Consenting to Sex: Yes, No, Maybe?

"Age of consent" laws are ostensibly aimed at protecting young women. But do these laws make sense when what they tell young women is that they are incapable of watching their own backs?

Last month, I took my first women’s studies
course (Intro to Women & Gender Studies or WGS) as part of the winter term.
I’ll admit: there wasn’t much I didn’t already know.  There was one topic, however, that particularly interested me,
mainly because I had not previously had the space to broach it–the issue of consent.

In the context of a WGS course, the question of
consent was presented during a conversation around physical violence against
women. Clearly consent is an issue when too large a number of women are forced
or coerced into having sex, or are raped. What stuck with me, however, was a
different issue surrounding consent, one concerning young people in mutually consensual relationships.

My partner is 8-and-a-half years my senior. We began dating when I was 17, which,
thankfully, is the “age of consent” in New York. But what does that mean? I had
been consenting – and yes, at times, not clearly consenting – to sex for over a
year at that point. If my partner was able to “coerce” me into having sex
because of his “seniority”, couldn’t he control every aspect of my life? 
Is that what consent laws
are trying to get at?

But what does that say about my maturity, my
sense of self, my sexuality, and responsibility to myself as a young woman? My
biggest frustration with my family when I first starting dating my partner was
their lack of respect towards me. How is it that, because I chose to date
someone 8-and-a-half years my
senior, all the good qualities I had went out the window? I was no longer a
responsible, headstrong,
independent, smart young woman, but the
object of a “sexual predator.”

I understand how people can be
uncomfortable with the idea of a 17-year-old
dating a 25-year-old. But there
are many joys and positive outcomes from the relationship, and instead of being
less independent, less responsible, or less smart, I’ve only matured and grown
into an even more powerful young woman. And I continue to love – and have sex
with – the man I met 2 years ago, when a consent law just barely missed us.

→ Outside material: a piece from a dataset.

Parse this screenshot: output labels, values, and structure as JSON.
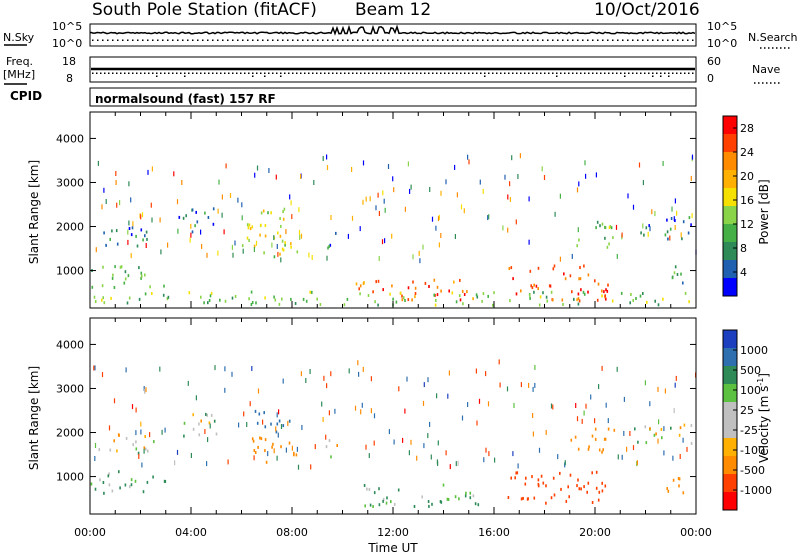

So how do consent laws make sense when what they
tell young women is that they are incapable of watching their own backs so
someone else has to do it for them? Telling girls that they lack the sense to
willingly have sex is a way to control their sexual experiences. Who wants
young women to have pleasurable sex?

Whether they are with partners their own age or older, young women are told that
their sexual appetites will never be satiated because only men are allowed to pursue sex for pleasure; the
sexual desires of young women are invalidated both because they are young and because they are
female. And men exploit young women’s desire to their advantage. How is a girl supposed to get her rocks off listening
to that? More importantly, how will young women know the difference between
consented and un-consented sex if their sexual experiences are so
controlled by both society’s and the law’s ideals of consent?

Of course, society continues to silence and
wrongfully instruct young women in other ways than consent laws. But what we’re telling these girls is
not only who they should or shouldn’t sleep with, but who they can and can’t
love. This for me is completely unacceptable, not to mention that consent is a
very hetero-normative idea. There are no laws defending young women, and young men,
who experience same-sex unconsented encounters, nor is there protection for our
trans brothers and sisters.

We must protect must all people from sexual predators,
but protecting them does not mean controlling their lives. I didn’t allow my
life to be controlled and ended up with the best gift I’ve ever received.